I don’t though. I say “weird” all the time. I think it all the time. I think combinations of food are weird. I think traditions I don’t practice are weird. I say “that’s weird” when something unexpected happens, when someone does something I don’t agree with, or when I hear a song of a genre I don’t enjoy. 

But “weird” is starting to piss me off. In the country and culture we live in now- and I mean before Trump was even on the scene- we can’t afford to just stop at “weird” and be satisfied. We can’t teach our children that. We can’t model it. We can’t become content with that. We need to go further, because if we don’t, division wins. And saying that is pretty oxymoronic, because how can division ever win? There is no winning if we are separate. And if we are the ones doing the separating, we’re all losing. 

“Weird” is, at its most basic level, a placeholder for “I don’t understand”. When someone says something like “I meditate on Sunday mornings at sunrise” and we say “that’s weird”, we are really saying so much more, and that’s why I think “weird” is a lazy ass cop-out. What we really mean is: “That’s not how I worship or connect with something bigger than myself. I’ve never done that. That is very different than what I do on Sunday mornings, and because it’s different and because I’ve never done it, I don’t understand it.” 

That’s what “weird” means. It means we don’t understand. 
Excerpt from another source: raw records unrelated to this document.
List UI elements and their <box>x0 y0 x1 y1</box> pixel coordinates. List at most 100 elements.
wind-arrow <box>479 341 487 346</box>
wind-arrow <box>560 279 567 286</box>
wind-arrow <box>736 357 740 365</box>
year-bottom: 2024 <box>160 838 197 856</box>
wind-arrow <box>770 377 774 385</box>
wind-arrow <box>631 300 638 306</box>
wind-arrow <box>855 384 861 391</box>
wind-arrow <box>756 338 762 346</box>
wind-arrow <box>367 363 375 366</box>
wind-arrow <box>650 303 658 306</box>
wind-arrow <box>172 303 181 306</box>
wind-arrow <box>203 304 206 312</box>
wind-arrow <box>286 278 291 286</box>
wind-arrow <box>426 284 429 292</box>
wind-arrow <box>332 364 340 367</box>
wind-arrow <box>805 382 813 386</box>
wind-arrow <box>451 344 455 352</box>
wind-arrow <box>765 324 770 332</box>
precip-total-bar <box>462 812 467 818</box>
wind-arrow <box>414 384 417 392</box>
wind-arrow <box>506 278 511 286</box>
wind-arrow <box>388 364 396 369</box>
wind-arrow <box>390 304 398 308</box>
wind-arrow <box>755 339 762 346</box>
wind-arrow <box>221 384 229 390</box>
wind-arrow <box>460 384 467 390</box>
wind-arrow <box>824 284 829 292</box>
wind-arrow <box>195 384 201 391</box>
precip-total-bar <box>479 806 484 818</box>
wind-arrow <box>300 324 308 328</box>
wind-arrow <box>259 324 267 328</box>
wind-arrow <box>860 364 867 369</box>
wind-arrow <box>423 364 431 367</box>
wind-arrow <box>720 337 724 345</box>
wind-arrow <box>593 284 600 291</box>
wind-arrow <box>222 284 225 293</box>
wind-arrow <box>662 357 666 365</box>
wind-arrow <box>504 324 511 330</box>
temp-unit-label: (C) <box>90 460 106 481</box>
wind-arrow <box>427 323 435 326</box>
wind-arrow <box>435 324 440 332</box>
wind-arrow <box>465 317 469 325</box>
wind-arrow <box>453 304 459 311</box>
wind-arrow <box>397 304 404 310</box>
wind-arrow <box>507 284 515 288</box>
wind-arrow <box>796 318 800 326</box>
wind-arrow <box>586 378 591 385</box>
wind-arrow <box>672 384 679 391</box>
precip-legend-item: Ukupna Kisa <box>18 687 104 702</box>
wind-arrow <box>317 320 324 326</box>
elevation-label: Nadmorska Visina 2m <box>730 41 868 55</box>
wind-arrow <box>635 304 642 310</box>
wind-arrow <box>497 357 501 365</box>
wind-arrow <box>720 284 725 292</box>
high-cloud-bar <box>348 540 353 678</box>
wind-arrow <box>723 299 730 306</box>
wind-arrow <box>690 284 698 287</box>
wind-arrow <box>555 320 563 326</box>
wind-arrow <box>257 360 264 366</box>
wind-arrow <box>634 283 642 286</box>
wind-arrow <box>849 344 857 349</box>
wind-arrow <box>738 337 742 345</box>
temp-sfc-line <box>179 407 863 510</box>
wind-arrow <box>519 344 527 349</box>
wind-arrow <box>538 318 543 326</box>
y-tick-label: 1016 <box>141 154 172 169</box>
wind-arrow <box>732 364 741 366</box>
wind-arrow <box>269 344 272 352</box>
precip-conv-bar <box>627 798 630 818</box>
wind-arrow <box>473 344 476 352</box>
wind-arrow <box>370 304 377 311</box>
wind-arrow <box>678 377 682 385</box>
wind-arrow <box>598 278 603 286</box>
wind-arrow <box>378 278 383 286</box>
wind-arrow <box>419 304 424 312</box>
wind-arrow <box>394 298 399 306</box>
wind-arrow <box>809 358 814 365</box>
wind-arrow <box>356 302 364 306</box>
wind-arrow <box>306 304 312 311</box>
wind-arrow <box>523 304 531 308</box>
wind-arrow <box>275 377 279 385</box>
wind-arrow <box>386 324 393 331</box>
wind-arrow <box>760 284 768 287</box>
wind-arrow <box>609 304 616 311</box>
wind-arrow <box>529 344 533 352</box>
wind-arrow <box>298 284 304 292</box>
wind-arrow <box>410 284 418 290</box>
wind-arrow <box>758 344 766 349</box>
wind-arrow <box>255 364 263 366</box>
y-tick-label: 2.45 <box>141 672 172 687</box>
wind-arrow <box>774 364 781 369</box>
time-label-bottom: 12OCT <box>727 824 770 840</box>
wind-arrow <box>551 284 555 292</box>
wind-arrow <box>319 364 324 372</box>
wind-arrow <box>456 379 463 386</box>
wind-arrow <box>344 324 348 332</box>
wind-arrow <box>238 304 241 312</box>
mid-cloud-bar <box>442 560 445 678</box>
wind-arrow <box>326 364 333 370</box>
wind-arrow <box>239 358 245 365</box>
I hope that we can take a giant leap from “that’s weird” to, “tell me about that”, because until we decide that being different isn’t bad; until we decide that “weird” is dividing us and that division is not something we want- we are stuck. We are stuck in a place where we cannot grow and we cannot connect, and as humans, what else are we here for? 

The truth I believe in, though, is a sad one. And it is that “weird” is easier than being curious and uncomfortable, so people will likely stay comfy and divided at “weird” for quite some time. Even so, I’ll be down here in South Louisiana trying to #EndWeird and #BeginCuriosity. I’ll be here trying to connect. I’ll be here doing my part, the only part I can do.